GREATLY EXAGGERATED?…
At the same time, some within Russia’s beleaguered community of pro-democracy activists worried that the Bush administration’s “pragmatic” approach to Russia policy might mean a revival of realpolitik at the expense of issues like the fate of Russia’s fledgling democratic institutions, including its free press. In his New York Times interview, Bush seemed aware of such worries. Asked whether Putin’s Russia was heading in the wrong direction, Bush answered: “Well, you mean in terms of, for example, stifling free press? Yeah, that concerns me.” (“As much as I’d like to stifle it occasionally,” he added, to the apparent amusement of his interviewer.)

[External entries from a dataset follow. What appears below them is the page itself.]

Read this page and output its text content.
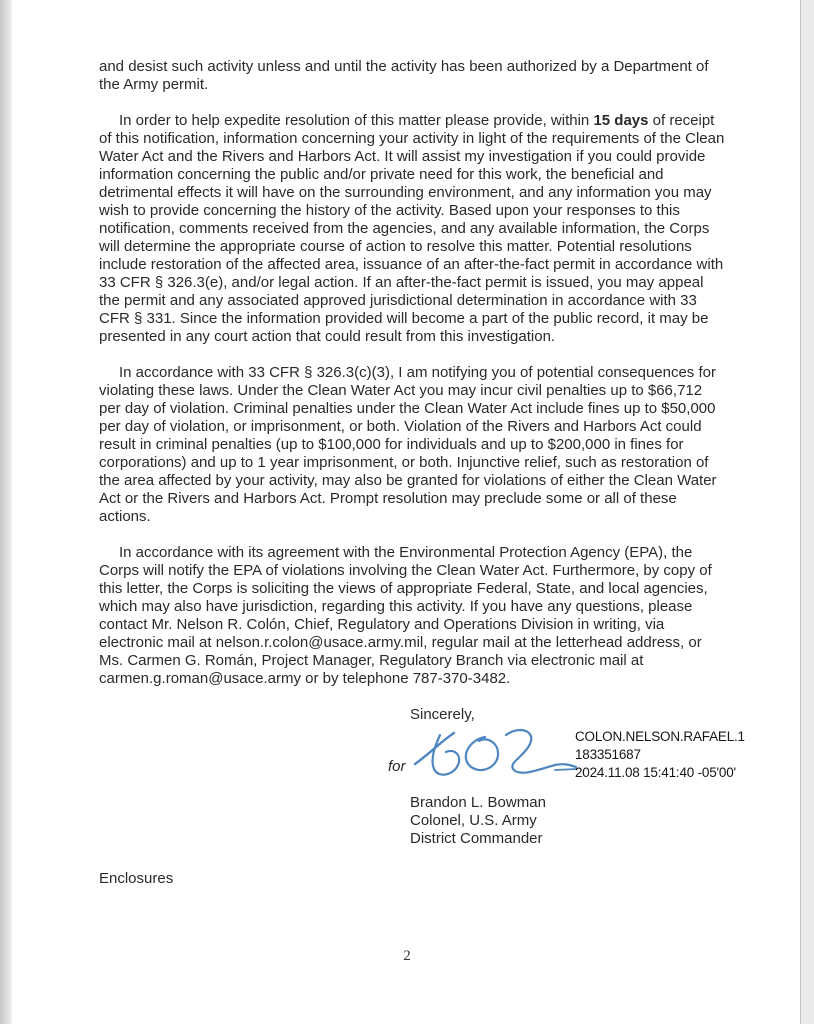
and desist such activity unless and until the activity has been authorized by a Department of the Army permit.

In order to help expedite resolution of this matter please provide, within 15 days of receipt of this notification, information concerning your activity in light of the requirements of the Clean Water Act and the Rivers and Harbors Act. It will assist my investigation if you could provide information concerning the public and/or private need for this work, the beneficial and detrimental effects it will have on the surrounding environment, and any information you may wish to provide concerning the history of the activity. Based upon your responses to this notification, comments received from the agencies, and any available information, the Corps will determine the appropriate course of action to resolve this matter. Potential resolutions include restoration of the affected area, issuance of an after-the-fact permit in accordance with 33 CFR § 326.3(e), and/or legal action. If an after-the-fact permit is issued, you may appeal the permit and any associated approved jurisdictional determination in accordance with 33 CFR § 331. Since the information provided will become a part of the public record, it may be presented in any court action that could result from this investigation.

In accordance with 33 CFR § 326.3(c)(3), I am notifying you of potential consequences for violating these laws. Under the Clean Water Act you may incur civil penalties up to $66,712 per day of violation. Criminal penalties under the Clean Water Act include fines up to $50,000 per day of violation, or imprisonment, or both. Violation of the Rivers and Harbors Act could result in criminal penalties (up to $100,000 for individuals and up to $200,000 in fines for corporations) and up to 1 year imprisonment, or both. Injunctive relief, such as restoration of the area affected by your activity, may also be granted for violations of either the Clean Water Act or the Rivers and Harbors Act. Prompt resolution may preclude some or all of these actions.

In accordance with its agreement with the Environmental Protection Agency (EPA), the Corps will notify the EPA of violations involving the Clean Water Act. Furthermore, by copy of this letter, the Corps is soliciting the views of appropriate Federal, State, and local agencies, which may also have jurisdiction, regarding this activity. If you have any questions, please contact Mr. Nelson R. Colón, Chief, Regulatory and Operations Division in writing, via electronic mail at nelson.r.colon@usace.army.mil, regular mail at the letterhead address, or Ms. Carmen G. Román, Project Manager, Regulatory Branch via electronic mail at carmen.g.roman@usace.army or by telephone 787-370-3482.

Sincerely,
for
COLON.NELSON.RAFAEL.1
183351687
2024.11.08 15:41:40 -05'00'
Brandon L. Bowman
Colonel, U.S. Army
District Commander
Enclosures
2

The U.S. president-elect’s words were well timed. Shortly after his interview was published, Anton Titov, head of finance of the embattled Media-Most group, was arrested during an interrogation at the Prosecutor General’s Office. Titov was accused of large-scale fraud–the same charges brought against Vladimir Gusinsky, Media-Most’s founder and chief, who is currently under house arrest in Spain, awaiting possible extradition to Moscow. Titov was jailed in Butyrka, the notorious Moscow remand prison where Gusinsky was briefly incarcerated after being arrested last May. The prosecutors also summoned Vladimir Tsimailo, Gusinsky first deputy, for questioning, thereby preventing him from traveling to London for a meeting with potential Western investors. Indeed, many observers detected a causal link between the prosecutors’ new burst of activity in relation to Media-Most and reports that CNN founder Ted Turner was negotiating to buy a 25 percent-plus-one-share stake in NTV, Media-Most’s flagship television channel.